In fact, Q and his Los Angeles-headquarters second-in-command, Donald (``Doc'') Dennis, a suspected East Coast Crip, often displayed considerable long-distance ``savviness,'' according to Assistant U.S. Attorney Jeffrey Johnson. ``They called to question the amount of receipts coming in. They discussed how much crack was in the city. They discussed cooking agents. And they didn't keep books.''

However, in April 1993, just as Q was getting started in Birmingham, the FBI launched the probe that led to the network's systematic dismantlement--its ``takedown,'' in the parlance of narcotics cops. First Denver was shut down, then Cleveland and last, in a surprise raid that had the suspects fleeing just minutes before the police arrived, Birmingham. The technique of ``letting it walk''--allowing drug shipments and couriers to proceed unhindered in order to keep suspected criminals ignorant of a wiretap--was used at every location. ``That strategy was the key,'' says lead investigator Steven Gomez. ``To the very end, they never knew.''

Birmingham's Renee Stephens remains at large. But Dink Slaughter and Drak Neal were followed home and arrested in Los Angeles. The Seattle team was jailed. Second-in-command Doc Dennis surrendered to a swat team in Burbank, California, without incident. And when Q himself was summoned to visit his parole officer--he once served time on a previous drug offense--he found FBI agents waiting for him. Finally, after 15 months on the run, Cleveland's M.J. Lee was also captured early this month in Chino Hills, California.
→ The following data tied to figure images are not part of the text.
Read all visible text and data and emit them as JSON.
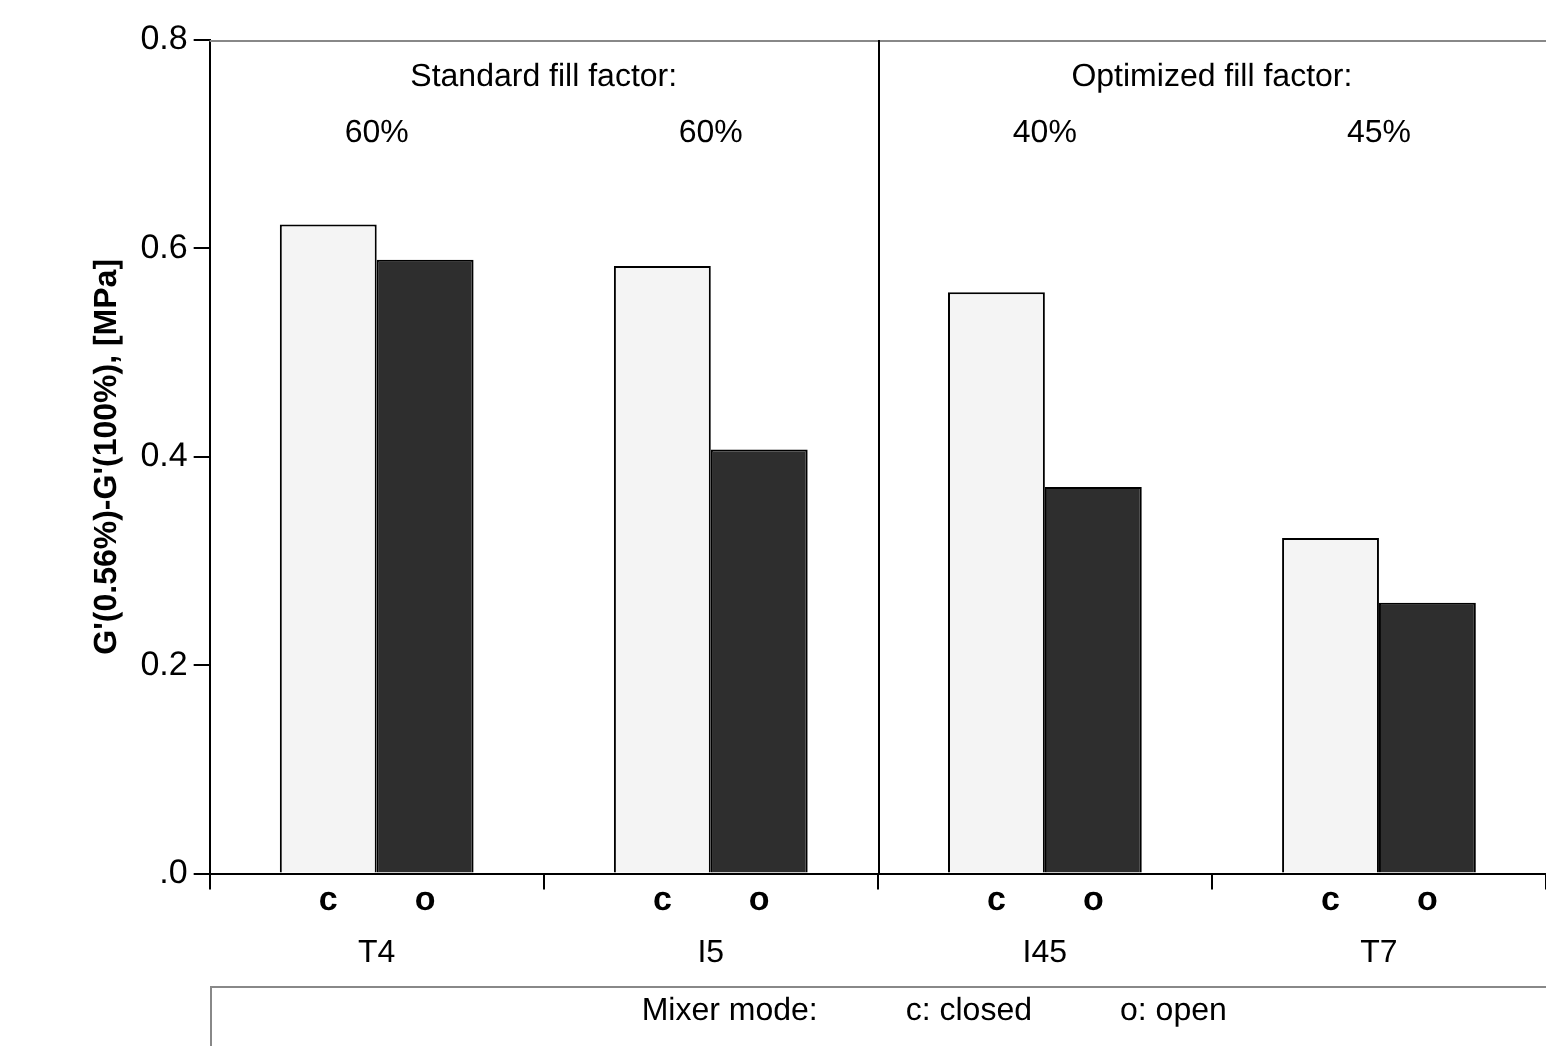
{
  "chart_data": {
    "type": "bar",
    "ylabel": "G'(0.56%)-G'(100%), [MPa]",
    "legend_title": "Mixer mode:",
    "categories": [
      "T4",
      "I5",
      "I45",
      "T7"
    ],
    "series": [
      {
        "name": "c",
        "color": "#f4f4f4",
        "values": [
          0.623,
          0.583,
          0.558,
          0.322
        ]
      },
      {
        "name": "o",
        "color": "#2e2e2e",
        "values": [
          0.589,
          0.407,
          0.371,
          0.26
        ]
      }
    ],
    "ylim": [
      0,
      0.8
    ],
    "yticks": [
      {
        "value": 0,
        "label": ".0"
      },
      0.2,
      0.4,
      0.6,
      0.8
    ],
    "grid": false,
    "legend": "bottom",
    "annotations": [
      "Standard fill factor:",
      "Optimized fill factor:",
      "60%",
      "60%",
      "40%",
      "45%",
      "c: closed",
      "o: open"
    ]
  }
}
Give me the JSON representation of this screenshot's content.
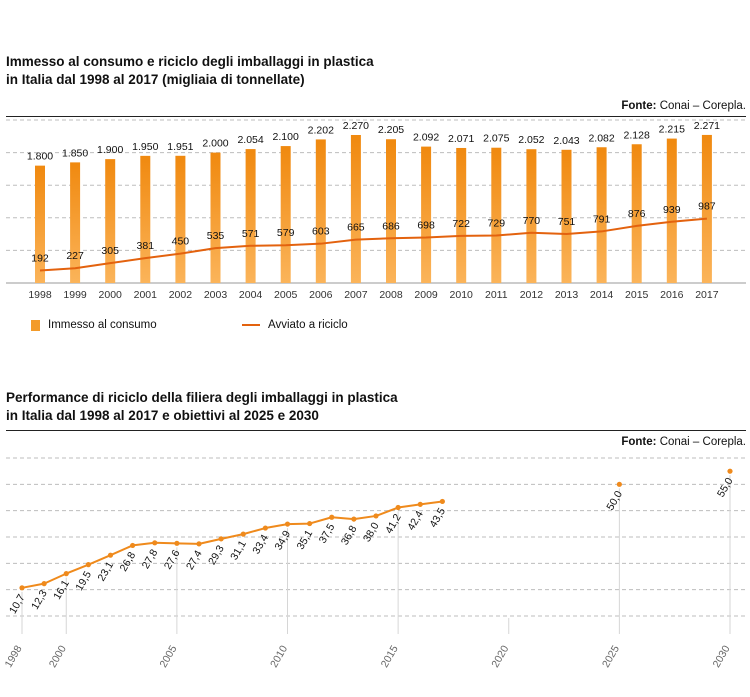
{
  "chart1": {
    "title_line1": "Immesso al consumo e riciclo degli imballaggi in plastica",
    "title_line2": "in Italia dal 1998 al 2017 (migliaia di tonnellate)",
    "source_label": "Fonte:",
    "source_value": "Conai – Corepla."
  },
  "chart2": {
    "title_line1": "Performance di riciclo della filiera degli imballaggi in plastica",
    "title_line2": "in Italia dal 1998 al 2017 e obiettivi al 2025 e 2030",
    "source_label": "Fonte:",
    "source_value": "Conai – Corepla."
  },
  "legend": {
    "bar_label": "Immesso al consumo",
    "line_label": "Avviato a riciclo"
  },
  "colors": {
    "bar_top": "#f0890f",
    "bar_bottom": "#fbb45a",
    "line": "#e3620e",
    "point": "#ef8a1c",
    "grid": "#bdbdbd"
  },
  "chart_data": [
    {
      "type": "bar",
      "categories": [
        "1998",
        "1999",
        "2000",
        "2001",
        "2002",
        "2003",
        "2004",
        "2005",
        "2006",
        "2007",
        "2008",
        "2009",
        "2010",
        "2011",
        "2012",
        "2013",
        "2014",
        "2015",
        "2016",
        "2017"
      ],
      "series": [
        {
          "name": "Immesso al consumo",
          "type": "bar",
          "values": [
            1800,
            1850,
            1900,
            1950,
            1951,
            2000,
            2054,
            2100,
            2202,
            2270,
            2205,
            2092,
            2071,
            2075,
            2052,
            2043,
            2082,
            2128,
            2215,
            2271
          ],
          "labels": [
            "1.800",
            "1.850",
            "1.900",
            "1.950",
            "1.951",
            "2.000",
            "2.054",
            "2.100",
            "2.202",
            "2.270",
            "2.205",
            "2.092",
            "2.071",
            "2.075",
            "2.052",
            "2.043",
            "2.082",
            "2.128",
            "2.215",
            "2.271"
          ]
        },
        {
          "name": "Avviato a riciclo",
          "type": "line",
          "values": [
            192,
            227,
            305,
            381,
            450,
            535,
            571,
            579,
            603,
            665,
            686,
            698,
            722,
            729,
            770,
            751,
            791,
            876,
            939,
            987
          ],
          "labels": [
            "192",
            "227",
            "305",
            "381",
            "450",
            "535",
            "571",
            "579",
            "603",
            "665",
            "686",
            "698",
            "722",
            "729",
            "770",
            "751",
            "791",
            "876",
            "939",
            "987"
          ]
        }
      ],
      "ylim": [
        0,
        2500
      ],
      "grid": true,
      "legend_position": "bottom-left"
    },
    {
      "type": "line",
      "x": [
        1998,
        1999,
        2000,
        2001,
        2002,
        2003,
        2004,
        2005,
        2006,
        2007,
        2008,
        2009,
        2010,
        2011,
        2012,
        2013,
        2014,
        2015,
        2016,
        2017
      ],
      "values": [
        10.7,
        12.3,
        16.1,
        19.5,
        23.1,
        26.8,
        27.8,
        27.6,
        27.4,
        29.3,
        31.1,
        33.4,
        34.9,
        35.1,
        37.5,
        36.8,
        38.0,
        41.2,
        42.4,
        43.5
      ],
      "labels": [
        "10,7",
        "12,3",
        "16,1",
        "19,5",
        "23,1",
        "26,8",
        "27,8",
        "27,6",
        "27,4",
        "29,3",
        "31,1",
        "33,4",
        "34,9",
        "35,1",
        "37,5",
        "36,8",
        "38,0",
        "41,2",
        "42,4",
        "43,5"
      ],
      "targets": [
        {
          "x": 2025,
          "value": 50.0,
          "label": "50,0"
        },
        {
          "x": 2030,
          "value": 55.0,
          "label": "55,0"
        }
      ],
      "x_ticks": [
        1998,
        2000,
        2005,
        2010,
        2015,
        2020,
        2025,
        2030
      ],
      "x_tick_labels": [
        "1998",
        "2000",
        "2005",
        "2010",
        "2015",
        "2020",
        "2025",
        "2030"
      ],
      "xlim": [
        1998,
        2030
      ],
      "ylim": [
        0,
        60
      ],
      "grid": true
    }
  ]
}
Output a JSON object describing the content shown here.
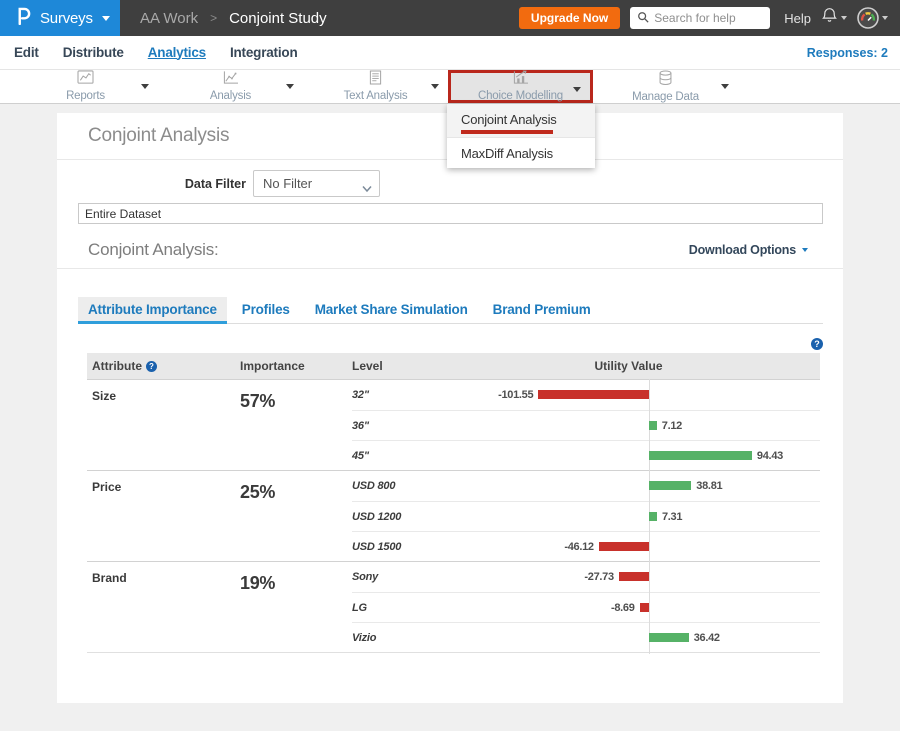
{
  "header": {
    "logo": "P",
    "product_menu": "Surveys",
    "breadcrumb": {
      "folder": "AA Work",
      "separator": ">",
      "current": "Conjoint Study"
    },
    "upgrade_button": "Upgrade Now",
    "search_placeholder": "Search for help",
    "help_label": "Help"
  },
  "nav": {
    "items": [
      "Edit",
      "Distribute",
      "Analytics",
      "Integration"
    ],
    "active": "Analytics",
    "responses_label": "Responses: 2"
  },
  "toolbar": {
    "items": [
      {
        "label": "Reports",
        "icon": "line-chart-icon",
        "highlighted": false
      },
      {
        "label": "Analysis",
        "icon": "trend-chart-icon",
        "highlighted": false
      },
      {
        "label": "Text Analysis",
        "icon": "document-icon",
        "highlighted": false
      },
      {
        "label": "Choice Modelling",
        "icon": "bar-chart-arrow-icon",
        "highlighted": true
      },
      {
        "label": "Manage Data",
        "icon": "database-icon",
        "highlighted": false
      }
    ]
  },
  "dropdown_menu": {
    "items": [
      "Conjoint Analysis",
      "MaxDiff Analysis"
    ],
    "selected": "Conjoint Analysis"
  },
  "page": {
    "title": "Conjoint Analysis",
    "data_filter_label": "Data Filter",
    "data_filter_value": "No Filter",
    "dataset_value": "Entire Dataset",
    "section_title": "Conjoint Analysis:",
    "download_options_label": "Download Options",
    "tabs": [
      "Attribute Importance",
      "Profiles",
      "Market Share Simulation",
      "Brand Premium"
    ],
    "active_tab": "Attribute Importance"
  },
  "table": {
    "columns": [
      "Attribute",
      "Importance",
      "Level",
      "Utility Value"
    ],
    "groups": [
      {
        "attribute": "Size",
        "importance": "57%",
        "levels": [
          {
            "name": "32\"",
            "value": -101.55
          },
          {
            "name": "36\"",
            "value": 7.12
          },
          {
            "name": "45\"",
            "value": 94.43
          }
        ]
      },
      {
        "attribute": "Price",
        "importance": "25%",
        "levels": [
          {
            "name": "USD 800",
            "value": 38.81
          },
          {
            "name": "USD 1200",
            "value": 7.31
          },
          {
            "name": "USD 1500",
            "value": -46.12
          }
        ]
      },
      {
        "attribute": "Brand",
        "importance": "19%",
        "levels": [
          {
            "name": "Sony",
            "value": -27.73
          },
          {
            "name": "LG",
            "value": -8.69
          },
          {
            "name": "Vizio",
            "value": 36.42
          }
        ]
      }
    ]
  },
  "colors": {
    "positive_bar": "#56b267",
    "negative_bar": "#c8312b",
    "accent_blue": "#1e7bbd",
    "annotation_red": "#b9271c",
    "brand_blue": "#1e88d8",
    "upgrade_orange": "#f26b0f"
  }
}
So far, none has turned evidence against the others, though all except the newly apprehended Lee have pleaded guilty. Defense attorneys are arguing that Q's was ``a loose confederation of friends who lived in gang neighborhoods who got to know each other,'' a claim they hope will help their planned appeal. As it is, at their sentencing next month, the defendants could each receive 20 to 33 years in federal prison. Law enforcers are proud of having bagged one set of drug entrepreneurs. Now, there are only about 100 more to go.